Masalah ekonomi senantiasa menarik perhatian berbagai macam lapisan masyarakat dan individu. Berbagai penelitian telah dibuat untuk menyelesaikan masalah ekonomi tersebut. Walaupun begitu usaha untuk mencari penyelesaian yang tepat dan akurat dalam mengatasi masalah ini secara keseluruhan banyak menemui kegagalan dan sangat sedikit keberhasilan yang diperoleh. Kebanyakan penelitian yang dihasilkan telah menyimpang jauh dari motivasi semula sehingga menghilangkan tujuaan sebenarnya. Di satu pihak pendaapat yang menyarankan kearah terlalu mementingkan hak individu dan mengesampingkan kepentingan masyarakat umum. Dan di lain pihak pendapatnya menolak keistimewaan hak individu. Berikut ciri-ciri sistem ekonomi :[7]

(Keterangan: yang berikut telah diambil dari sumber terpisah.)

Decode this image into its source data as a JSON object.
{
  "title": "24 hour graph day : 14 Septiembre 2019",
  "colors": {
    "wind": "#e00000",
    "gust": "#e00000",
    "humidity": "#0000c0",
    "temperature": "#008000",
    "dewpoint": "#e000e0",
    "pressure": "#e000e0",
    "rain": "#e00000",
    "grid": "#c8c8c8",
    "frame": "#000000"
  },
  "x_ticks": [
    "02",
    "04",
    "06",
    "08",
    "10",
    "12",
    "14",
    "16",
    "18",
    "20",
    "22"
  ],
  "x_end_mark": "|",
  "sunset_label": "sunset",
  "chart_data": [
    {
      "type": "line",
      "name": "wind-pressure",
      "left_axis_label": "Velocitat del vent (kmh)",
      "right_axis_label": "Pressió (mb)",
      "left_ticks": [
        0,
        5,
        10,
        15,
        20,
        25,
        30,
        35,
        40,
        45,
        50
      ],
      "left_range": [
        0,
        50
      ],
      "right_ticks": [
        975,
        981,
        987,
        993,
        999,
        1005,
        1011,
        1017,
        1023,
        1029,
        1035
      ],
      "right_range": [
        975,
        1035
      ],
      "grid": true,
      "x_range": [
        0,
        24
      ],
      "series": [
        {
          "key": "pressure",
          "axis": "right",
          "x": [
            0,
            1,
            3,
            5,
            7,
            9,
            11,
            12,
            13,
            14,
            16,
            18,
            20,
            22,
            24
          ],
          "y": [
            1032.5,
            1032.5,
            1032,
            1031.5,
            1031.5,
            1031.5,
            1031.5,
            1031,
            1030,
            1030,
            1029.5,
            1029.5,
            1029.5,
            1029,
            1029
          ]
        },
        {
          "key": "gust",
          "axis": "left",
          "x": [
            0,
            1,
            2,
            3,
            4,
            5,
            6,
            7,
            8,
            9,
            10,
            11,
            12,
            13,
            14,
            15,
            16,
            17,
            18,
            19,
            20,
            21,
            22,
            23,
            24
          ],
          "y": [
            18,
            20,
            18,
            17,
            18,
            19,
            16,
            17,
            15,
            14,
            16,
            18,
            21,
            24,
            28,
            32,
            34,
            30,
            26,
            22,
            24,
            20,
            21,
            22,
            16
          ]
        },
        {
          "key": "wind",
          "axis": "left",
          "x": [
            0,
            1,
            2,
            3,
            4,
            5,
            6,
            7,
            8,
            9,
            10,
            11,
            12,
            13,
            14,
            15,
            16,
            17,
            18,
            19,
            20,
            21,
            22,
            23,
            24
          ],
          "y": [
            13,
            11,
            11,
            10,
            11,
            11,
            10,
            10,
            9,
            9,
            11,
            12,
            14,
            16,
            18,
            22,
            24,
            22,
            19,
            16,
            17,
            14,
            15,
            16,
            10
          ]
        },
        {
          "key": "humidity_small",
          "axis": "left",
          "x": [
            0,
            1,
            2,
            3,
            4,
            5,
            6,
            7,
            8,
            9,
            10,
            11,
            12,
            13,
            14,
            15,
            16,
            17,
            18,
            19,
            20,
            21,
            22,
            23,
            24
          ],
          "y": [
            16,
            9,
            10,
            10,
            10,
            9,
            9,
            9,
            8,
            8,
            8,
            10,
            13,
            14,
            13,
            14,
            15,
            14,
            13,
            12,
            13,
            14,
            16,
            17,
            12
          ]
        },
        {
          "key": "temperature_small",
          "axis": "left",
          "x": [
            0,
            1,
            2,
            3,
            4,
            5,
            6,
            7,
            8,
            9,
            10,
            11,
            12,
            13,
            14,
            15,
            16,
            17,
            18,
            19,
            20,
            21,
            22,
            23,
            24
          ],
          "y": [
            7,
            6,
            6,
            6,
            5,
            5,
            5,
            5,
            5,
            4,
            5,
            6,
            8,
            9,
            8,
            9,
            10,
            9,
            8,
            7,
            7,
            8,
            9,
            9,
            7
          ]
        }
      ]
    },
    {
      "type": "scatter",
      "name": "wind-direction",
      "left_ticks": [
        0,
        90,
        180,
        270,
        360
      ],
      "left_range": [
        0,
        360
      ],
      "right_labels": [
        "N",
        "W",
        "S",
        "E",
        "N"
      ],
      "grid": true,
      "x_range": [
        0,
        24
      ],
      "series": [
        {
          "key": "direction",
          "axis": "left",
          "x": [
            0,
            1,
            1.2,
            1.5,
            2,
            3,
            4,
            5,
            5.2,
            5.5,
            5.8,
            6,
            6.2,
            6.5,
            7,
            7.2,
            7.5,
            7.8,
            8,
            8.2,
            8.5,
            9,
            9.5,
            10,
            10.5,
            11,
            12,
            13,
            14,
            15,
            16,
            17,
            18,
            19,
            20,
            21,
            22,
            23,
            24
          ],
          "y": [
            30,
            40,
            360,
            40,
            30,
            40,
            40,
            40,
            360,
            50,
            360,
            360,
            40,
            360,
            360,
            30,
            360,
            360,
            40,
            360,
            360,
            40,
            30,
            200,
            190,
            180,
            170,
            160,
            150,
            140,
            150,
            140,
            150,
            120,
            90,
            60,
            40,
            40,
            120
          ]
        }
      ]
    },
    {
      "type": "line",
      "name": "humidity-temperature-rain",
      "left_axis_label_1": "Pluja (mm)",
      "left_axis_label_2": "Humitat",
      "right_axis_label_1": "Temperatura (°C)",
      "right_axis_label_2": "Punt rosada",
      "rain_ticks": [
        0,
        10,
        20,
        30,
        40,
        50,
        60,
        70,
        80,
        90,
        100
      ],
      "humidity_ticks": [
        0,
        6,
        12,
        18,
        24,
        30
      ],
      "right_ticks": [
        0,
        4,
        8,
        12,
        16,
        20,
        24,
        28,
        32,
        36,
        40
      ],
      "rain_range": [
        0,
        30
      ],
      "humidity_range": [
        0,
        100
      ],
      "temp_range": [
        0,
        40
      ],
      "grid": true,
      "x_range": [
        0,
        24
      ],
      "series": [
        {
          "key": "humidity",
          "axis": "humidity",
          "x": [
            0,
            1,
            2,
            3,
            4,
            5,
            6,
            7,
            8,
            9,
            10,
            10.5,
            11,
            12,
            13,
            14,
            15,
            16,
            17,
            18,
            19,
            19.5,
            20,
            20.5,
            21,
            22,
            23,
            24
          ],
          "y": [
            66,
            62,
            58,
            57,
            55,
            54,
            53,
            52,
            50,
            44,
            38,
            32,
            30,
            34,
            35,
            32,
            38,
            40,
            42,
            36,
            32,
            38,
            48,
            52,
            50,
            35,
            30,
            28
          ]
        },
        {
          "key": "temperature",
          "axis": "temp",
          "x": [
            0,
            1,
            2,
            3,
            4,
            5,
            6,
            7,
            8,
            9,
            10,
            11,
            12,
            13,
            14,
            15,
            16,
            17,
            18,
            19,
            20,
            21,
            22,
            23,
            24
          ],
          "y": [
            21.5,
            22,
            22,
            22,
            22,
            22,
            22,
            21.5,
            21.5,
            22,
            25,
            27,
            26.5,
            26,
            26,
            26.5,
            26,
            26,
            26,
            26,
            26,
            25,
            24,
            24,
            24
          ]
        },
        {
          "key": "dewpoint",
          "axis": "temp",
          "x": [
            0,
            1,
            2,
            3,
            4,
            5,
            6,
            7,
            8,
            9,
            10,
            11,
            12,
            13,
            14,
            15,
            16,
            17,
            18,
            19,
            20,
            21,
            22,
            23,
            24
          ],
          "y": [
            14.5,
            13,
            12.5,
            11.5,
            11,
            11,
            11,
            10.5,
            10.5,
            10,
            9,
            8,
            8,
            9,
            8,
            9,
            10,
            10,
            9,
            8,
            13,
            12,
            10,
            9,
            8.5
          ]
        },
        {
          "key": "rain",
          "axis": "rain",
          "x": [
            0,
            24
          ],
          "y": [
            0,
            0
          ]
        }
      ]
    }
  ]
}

a.       Sistem ekonomi kapitalis
Prinsip dasar sistem ekonomi kapitalis
-  Kebebasan memiliki harta secara perseorangan
Setiap negara mengetahui hak kebebasan individu untuk memiliki harta perseorangan. Setiap individu dapat memiliki, membeli dan menjual hartanya menurut yang dikehendaki tanpa hambatan. Individu mempunyai kuasa penuh terhadap hartanya dan bebas menggunakan sumber-sumber ekonomi menurut cara yang dikehendaki. Setiap individu berhak menikmati manfaat yang diperoleh dari produksi dan distribusii serta bebas untuk melakukan pekerjaan.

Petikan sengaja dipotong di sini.